How to rethink what data-driven means in your business culture
- by 7wData
Somewhere, you've probably come across the famous statement, often attributed to Peter Drucker: "Culture eats Strategy for breakfast." That is, a strong business culture—including employees' personal and professional behavior, attitudes, expectations, and track record—is a clearer marker for business success than are the best-laid plans (i.e., strategy).
While strategy is needed, consistency, integrity, and leadership make the bigger difference when you consider results among various companies over time.
But is it possible that a well-established culture could be the enemy when a business strives to become more data-driven?
After all, the confidence of most business leaders lies in their past successes. What happens to that confidence when they're suddenly confronted with data suggesting they move the business in a way that runs counter to their instincts? Those executives need to learn to trust the data.
You can help by building a data-based decision making culture where executives learn from experience that they should trust the data. First make sure you fully understand the culture challenge that lies ahead. Then take the steps below to build this new culture in your organization. A key lesson here: Don't be afraid to go big.
NewVantage Partners' (NVP) 2021 survey of 85 Fortune 1,000 industry-leading firms in financial services, healthcare, life sciences, and retail found that the sample organizations are universally invested in data and AI.
However, the results aren't so good. Only 24% of those businesses report that they are indeed data-driven; that's down from 38% last year. What's the problem?
In his Harvard Business Review write-up of the survey results, NVP founder Randy Bean put it this way: Some 92.2% of mainstream companies report that "they continue to struggle with cultural challenges relating to organizational alignment, business processes, change management, communication, people skill sets, and resistance or lack of understanding to enable change."
So, even though data and AI are clearly part of the strategy, is Drucker's adage about the relative power of culture just as true as ever? Maybe. But there's a different way to look at the data-driven challenge.
With the availability of data analytics, leaders no longer have to rely on gut instincts based on experience when deciding about trends to exploit. The data itself, when collected and analyzed properly, can show those things to business intelligence and data science teams, which in turn can report the findings to the corner office. It's then up to leadership to incorporate what the data shows into their business decisions.
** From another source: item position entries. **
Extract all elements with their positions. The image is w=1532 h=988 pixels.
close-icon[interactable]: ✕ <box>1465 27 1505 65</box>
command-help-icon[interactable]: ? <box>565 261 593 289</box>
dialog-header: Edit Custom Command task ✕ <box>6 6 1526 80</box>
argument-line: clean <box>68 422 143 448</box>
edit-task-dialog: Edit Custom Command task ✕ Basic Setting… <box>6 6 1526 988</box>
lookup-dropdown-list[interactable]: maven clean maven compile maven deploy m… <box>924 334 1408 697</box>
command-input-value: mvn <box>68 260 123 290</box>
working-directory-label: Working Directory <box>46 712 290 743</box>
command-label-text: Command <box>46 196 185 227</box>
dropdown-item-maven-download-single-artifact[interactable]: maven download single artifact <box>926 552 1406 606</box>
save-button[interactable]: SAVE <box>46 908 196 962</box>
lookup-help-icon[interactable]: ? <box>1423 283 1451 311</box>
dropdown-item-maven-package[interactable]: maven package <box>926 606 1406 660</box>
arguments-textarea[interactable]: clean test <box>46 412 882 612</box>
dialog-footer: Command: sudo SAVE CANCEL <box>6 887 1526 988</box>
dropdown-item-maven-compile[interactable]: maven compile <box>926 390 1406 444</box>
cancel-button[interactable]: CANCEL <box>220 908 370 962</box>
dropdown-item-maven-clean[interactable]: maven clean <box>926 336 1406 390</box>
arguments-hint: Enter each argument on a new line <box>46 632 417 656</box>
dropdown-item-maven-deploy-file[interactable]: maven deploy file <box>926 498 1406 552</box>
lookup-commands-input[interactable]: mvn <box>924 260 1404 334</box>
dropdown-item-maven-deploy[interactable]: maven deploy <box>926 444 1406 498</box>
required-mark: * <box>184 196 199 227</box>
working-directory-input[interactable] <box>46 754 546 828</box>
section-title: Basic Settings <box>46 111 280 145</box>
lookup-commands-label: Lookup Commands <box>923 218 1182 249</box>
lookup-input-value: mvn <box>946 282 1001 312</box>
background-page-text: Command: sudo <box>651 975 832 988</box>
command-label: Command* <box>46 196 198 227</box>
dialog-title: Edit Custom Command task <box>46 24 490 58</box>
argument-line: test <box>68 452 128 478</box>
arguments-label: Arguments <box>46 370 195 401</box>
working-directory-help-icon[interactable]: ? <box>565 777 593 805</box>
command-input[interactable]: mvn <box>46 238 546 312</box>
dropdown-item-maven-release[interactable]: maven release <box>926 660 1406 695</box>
So the issue isn't "strategy vs. culture," but rather "experience culture vs. data culture." Either way, "culture" is always part of the equation. The challenge lies in getting experienced executives to trust that the data "knows" as much, and often more, than they do.
It's not enough to show them how truly data-driven businesses such as Amazon, Netflix, and Facebook are eating their competitor's lunches. They need to see data-driven success in their own companies. So how should those who want to focus more on data drive toward positive results?
Any time an organization decides to move from an old to a new way of doing things, many folks advocate taking baby steps, moving gradually to prove that the new approach has merits.
Too frequently, that careful approach leads to failure.
Why? Because while one team gets assigned to a "safe" project—i.e., one that the business can afford to have fail if the new methods don't pan out—all the other teams continue plodding along as usual, with little interest in the success of the experimental project. The larger organization learns nothing and, worst case, a failed experiment just confirms bias against any kind of change.
Experts often suggest another approach: Choose a project that will have a big impact on the business, where stakes are high enough that success will really matter.